If this is their true origin, then H. floresiensis probably evolved its peculiarly diminutive size by a mechanism ecologists call the island rule. After long periods of isolation, breeding within a small population, and limited resources—common hazards on small islands—organisms can shift toward extreme size. Evidence of this process exists on other islands and in other Flores creatures, including the now-extinct stunted elephants (Stegadon), gigantic Komodo dragons, and oversize rats. This is the first time, however, that this strange evolutionary detour has been seen in primates.

But a small number of detractors quickly suggested that H. floresiensis represents nothing more than a group of modern humans that evolved microcephaly—shrunken heads—not a new species at all. Indonesian paleoanthropologist Teku Jacob told The Jakarta Post that the skeleton belonged to a pygmy man, not a female of a new species. Jacob has since taken hold of the bones and refuses to pass them over to the Indonesian Centre for Archaeology which has the rights to the collection and shared authorship with Brown and Morwood on the initial publications. The center recently extended Jacob’s deadline; he now has until April 1 to return the bones.
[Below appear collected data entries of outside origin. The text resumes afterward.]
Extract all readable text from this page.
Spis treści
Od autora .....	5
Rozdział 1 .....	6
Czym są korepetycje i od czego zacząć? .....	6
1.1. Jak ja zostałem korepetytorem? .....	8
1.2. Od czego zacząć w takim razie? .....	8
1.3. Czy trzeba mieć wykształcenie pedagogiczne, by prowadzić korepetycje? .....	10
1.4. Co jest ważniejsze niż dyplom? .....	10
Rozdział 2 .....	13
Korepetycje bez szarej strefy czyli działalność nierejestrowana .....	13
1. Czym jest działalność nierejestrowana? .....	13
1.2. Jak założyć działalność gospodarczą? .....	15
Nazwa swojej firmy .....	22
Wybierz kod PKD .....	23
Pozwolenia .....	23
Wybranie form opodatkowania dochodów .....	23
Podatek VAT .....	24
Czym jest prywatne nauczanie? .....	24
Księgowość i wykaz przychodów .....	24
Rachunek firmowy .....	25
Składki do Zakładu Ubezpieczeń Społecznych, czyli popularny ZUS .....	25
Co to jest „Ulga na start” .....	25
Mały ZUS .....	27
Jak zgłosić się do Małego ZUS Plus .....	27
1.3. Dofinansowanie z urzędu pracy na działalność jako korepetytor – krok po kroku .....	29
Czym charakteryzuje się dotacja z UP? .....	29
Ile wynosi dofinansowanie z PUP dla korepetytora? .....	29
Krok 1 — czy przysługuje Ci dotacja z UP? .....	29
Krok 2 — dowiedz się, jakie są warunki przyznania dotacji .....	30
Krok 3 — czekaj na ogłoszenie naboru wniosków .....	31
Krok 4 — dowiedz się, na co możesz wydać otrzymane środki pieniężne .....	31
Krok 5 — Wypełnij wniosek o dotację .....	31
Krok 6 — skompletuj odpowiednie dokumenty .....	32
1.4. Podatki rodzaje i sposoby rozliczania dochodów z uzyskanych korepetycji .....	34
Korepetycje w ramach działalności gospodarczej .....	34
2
If they are descendants of H. erectus, however, the little people of Flores apparently belong to an offshoot of the evolutionary line leading to humans, a sideways branch that went extinct before it could contribute to modern human’s genetic makeup. But the miniature race may have been noticed before they died out. Myths and folklore in the region speak of little hairy people and short wild men living in caves, says Gregory Forth, an anthropologist at the University of Alberta in Canada who has been working on Flores for more than 20 years.

Finding these oddball cousins may help discredit one model of human evolution, the multiregional hypothesis, which posits that scattered and genetically distinct populations of early humans combined to give rise to modern man. For this to be true, hominids in the same region should look similar to one another. But in both shape and stature, H. floresiensis looks more like an early African human ancestor than an Indonesian H. erectus. (The Flores bones have nothing to say about the competing and widely accepted out-of-Africa model, which suggests one group of Homo sapiens emerged on that continent some 200,000 years ago and spread across the globe, replacing earlier existing hominins as they went.) Regardless of their relevance to understanding the human lineage, these forgotten relatives do suggest that other curious evolutionary experiments may be lurking in isolated locales.

The search for them is already heating up. “The history of human evolution and dispersal has clearly been much more complex than previously believed,” says Morwood. “This discovery on a remote Indonesian island indicates our level of ignorance about the archaeology of southeast Asia. There is now going to be a lot more focus on research in this region.”